We try to catch as many pain points as we can. In the meeting, we’ll redraw the lines in red, or put a sticky note over the transaction. Depending on who’s participating in the exercise, some questions may not get answered completely, and that’s fine.

After the meeting, we’ll create an electronic representation of what we drew during the kickoff. Here’s a simplified example:

Ecosystem Map Painpoints
A small section showing the interaction between business groups: What works and what doesn’t

Why Do We Need an Ecosystem Map?

1. It gives us the big picture.

We believe that we do our best work when we act as a extension of our client’s business, as a true team member focused on their goals and priorities. That means we need to understand everything—seriously, everything: their business processes, their product lines, their competitors, their future plans, their end customers, their middleman customers, their existing technology infrastructure, etc. This information helps us advise our clients as they make strategic decisions about technology, platforms, timelines, priorities, etc.

The absolute best way to quickly get information about the client’s current business environment is to start collaborating on an Ecosystem Map.

2. It helps us identify important details.

By understanding all of the players who will interact with the software and data, we can better:

  • Anticipate problems and needs the client may not see.
  • Uncover important details the client didn’t mention.
  • Clarify our understanding so we don’t make any wrong assumptions.

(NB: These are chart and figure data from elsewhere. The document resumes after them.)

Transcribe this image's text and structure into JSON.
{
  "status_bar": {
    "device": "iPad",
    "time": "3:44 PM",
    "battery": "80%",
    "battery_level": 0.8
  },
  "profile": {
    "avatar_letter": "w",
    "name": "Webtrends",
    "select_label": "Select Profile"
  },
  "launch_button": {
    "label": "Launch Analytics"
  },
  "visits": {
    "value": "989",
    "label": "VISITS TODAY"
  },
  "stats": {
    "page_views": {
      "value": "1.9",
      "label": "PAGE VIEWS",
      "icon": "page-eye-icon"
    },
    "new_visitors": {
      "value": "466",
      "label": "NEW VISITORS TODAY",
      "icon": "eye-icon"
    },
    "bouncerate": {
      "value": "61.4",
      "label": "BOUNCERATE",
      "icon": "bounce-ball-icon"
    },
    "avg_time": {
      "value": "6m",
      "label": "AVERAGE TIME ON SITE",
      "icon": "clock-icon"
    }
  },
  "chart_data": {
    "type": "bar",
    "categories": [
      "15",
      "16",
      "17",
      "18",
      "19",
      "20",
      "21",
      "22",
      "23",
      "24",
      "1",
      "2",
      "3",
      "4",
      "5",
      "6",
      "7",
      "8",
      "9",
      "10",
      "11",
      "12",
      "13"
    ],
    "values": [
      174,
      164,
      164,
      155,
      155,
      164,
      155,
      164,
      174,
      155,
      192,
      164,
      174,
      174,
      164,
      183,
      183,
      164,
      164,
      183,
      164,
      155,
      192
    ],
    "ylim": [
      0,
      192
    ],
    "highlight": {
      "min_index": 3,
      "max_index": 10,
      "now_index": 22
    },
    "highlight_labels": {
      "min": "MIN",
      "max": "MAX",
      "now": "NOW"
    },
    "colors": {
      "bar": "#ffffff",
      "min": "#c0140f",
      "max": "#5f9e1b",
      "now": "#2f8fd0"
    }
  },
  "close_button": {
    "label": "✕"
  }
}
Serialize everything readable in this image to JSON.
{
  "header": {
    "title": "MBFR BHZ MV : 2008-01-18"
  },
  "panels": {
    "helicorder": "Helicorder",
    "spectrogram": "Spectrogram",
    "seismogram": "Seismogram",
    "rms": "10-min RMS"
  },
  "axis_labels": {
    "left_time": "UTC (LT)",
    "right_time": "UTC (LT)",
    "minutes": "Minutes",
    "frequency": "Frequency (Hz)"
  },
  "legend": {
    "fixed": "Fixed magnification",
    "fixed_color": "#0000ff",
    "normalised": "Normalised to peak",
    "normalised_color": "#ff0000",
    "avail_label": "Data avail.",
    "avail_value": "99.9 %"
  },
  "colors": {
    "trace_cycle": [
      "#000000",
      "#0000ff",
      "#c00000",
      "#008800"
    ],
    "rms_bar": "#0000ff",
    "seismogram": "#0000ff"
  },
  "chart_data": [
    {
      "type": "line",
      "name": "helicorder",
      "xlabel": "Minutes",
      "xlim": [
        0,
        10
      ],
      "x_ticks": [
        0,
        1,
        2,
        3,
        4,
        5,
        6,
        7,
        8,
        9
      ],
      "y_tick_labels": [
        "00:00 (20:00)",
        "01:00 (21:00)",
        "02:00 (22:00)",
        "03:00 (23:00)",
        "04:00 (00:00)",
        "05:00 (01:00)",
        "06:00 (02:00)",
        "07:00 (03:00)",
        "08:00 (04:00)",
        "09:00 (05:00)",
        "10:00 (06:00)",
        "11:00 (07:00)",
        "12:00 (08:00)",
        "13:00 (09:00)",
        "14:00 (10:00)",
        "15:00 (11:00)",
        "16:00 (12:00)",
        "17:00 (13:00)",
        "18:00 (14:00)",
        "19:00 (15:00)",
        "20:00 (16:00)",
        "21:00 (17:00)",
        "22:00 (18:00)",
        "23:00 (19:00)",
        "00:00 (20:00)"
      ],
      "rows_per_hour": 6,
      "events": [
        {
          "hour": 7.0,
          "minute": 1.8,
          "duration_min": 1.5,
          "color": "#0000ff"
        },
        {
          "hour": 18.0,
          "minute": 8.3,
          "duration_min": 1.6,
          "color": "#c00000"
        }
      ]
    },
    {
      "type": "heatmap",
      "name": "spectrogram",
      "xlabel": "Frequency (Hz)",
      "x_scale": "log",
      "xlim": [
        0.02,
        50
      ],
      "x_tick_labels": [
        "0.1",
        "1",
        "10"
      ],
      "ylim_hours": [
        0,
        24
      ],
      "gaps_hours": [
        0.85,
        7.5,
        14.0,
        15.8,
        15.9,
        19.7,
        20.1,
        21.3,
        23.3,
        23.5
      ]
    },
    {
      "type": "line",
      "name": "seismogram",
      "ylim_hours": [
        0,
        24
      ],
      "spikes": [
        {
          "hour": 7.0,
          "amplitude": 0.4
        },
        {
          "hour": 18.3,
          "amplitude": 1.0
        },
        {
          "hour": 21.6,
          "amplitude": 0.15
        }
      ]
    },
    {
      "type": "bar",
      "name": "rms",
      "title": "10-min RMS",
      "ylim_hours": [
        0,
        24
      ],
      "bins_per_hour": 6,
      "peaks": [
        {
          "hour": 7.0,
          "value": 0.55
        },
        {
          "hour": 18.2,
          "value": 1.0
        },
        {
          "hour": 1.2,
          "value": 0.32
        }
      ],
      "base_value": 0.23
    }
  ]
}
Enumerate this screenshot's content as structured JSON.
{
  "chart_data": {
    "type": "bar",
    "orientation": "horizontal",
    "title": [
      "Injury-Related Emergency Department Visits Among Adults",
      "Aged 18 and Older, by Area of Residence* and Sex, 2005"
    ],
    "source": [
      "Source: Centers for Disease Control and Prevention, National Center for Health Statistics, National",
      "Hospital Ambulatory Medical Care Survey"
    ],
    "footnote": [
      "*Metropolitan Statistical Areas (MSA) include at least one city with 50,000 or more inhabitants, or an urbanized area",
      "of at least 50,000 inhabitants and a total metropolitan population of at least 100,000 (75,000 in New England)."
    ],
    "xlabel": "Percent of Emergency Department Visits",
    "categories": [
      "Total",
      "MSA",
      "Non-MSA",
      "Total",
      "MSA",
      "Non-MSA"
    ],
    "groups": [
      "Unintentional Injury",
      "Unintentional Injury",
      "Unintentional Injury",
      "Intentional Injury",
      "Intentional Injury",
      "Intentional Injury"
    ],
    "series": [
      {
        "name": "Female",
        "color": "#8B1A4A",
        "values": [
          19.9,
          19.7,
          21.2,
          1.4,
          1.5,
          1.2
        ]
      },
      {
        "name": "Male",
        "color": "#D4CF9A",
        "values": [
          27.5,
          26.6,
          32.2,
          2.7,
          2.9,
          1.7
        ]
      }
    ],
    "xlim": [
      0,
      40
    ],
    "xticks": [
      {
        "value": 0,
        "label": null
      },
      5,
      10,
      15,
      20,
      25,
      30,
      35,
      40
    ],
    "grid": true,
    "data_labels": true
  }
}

For example, on a recent project, creating an Ecosystem Map revealed that there was a separate company that delivered our client’s product and needed to share data with them. Our client hadn’t realized this would be important and hadn’t mentioned it previously.

3. It guides the rest of the kickoff.

If you have run project kickoffs and facilitated exercises and games, you may be thinking: We could get more information with [insert game here]! And you are probably right. A lot of this information may come to fruition eventually, but starting with an Ecosystem Map can give you a roadmap of the future.

Let’s stick with the example of invoicing. If an Ecosystem Map helps you identify a previously overlooked user group to interview and job shadow, you can plan to spend time with drivers and the billing department playing Rose, Bud, Thorn or Plan Your Day to gather their input.

A good Ecosystem Map should give you the basics for creating Context Scenarios and User Personas. As a team, it will help you start talking about information and relationships at the level of detail you’d put in these other documents. By starting with the Ecosystem Map, you’re essentially getting a head start on creating two of the most influential UX artifacts you can produce.

Evolving Ecosystem Maps

As you work through a software project, you’re always learning, and your Ecosystem Map can continue to evolve. Add information as you gather it, improving your map and sharing updates with your team and client. Come back to it when you’re ready to prioritize feature implementation. Use it to talk about complex data flows, and what they mean for development timelines.

Creating an Ecosystem Map is a great way to begin a project, and it will continue to provide value through to the end.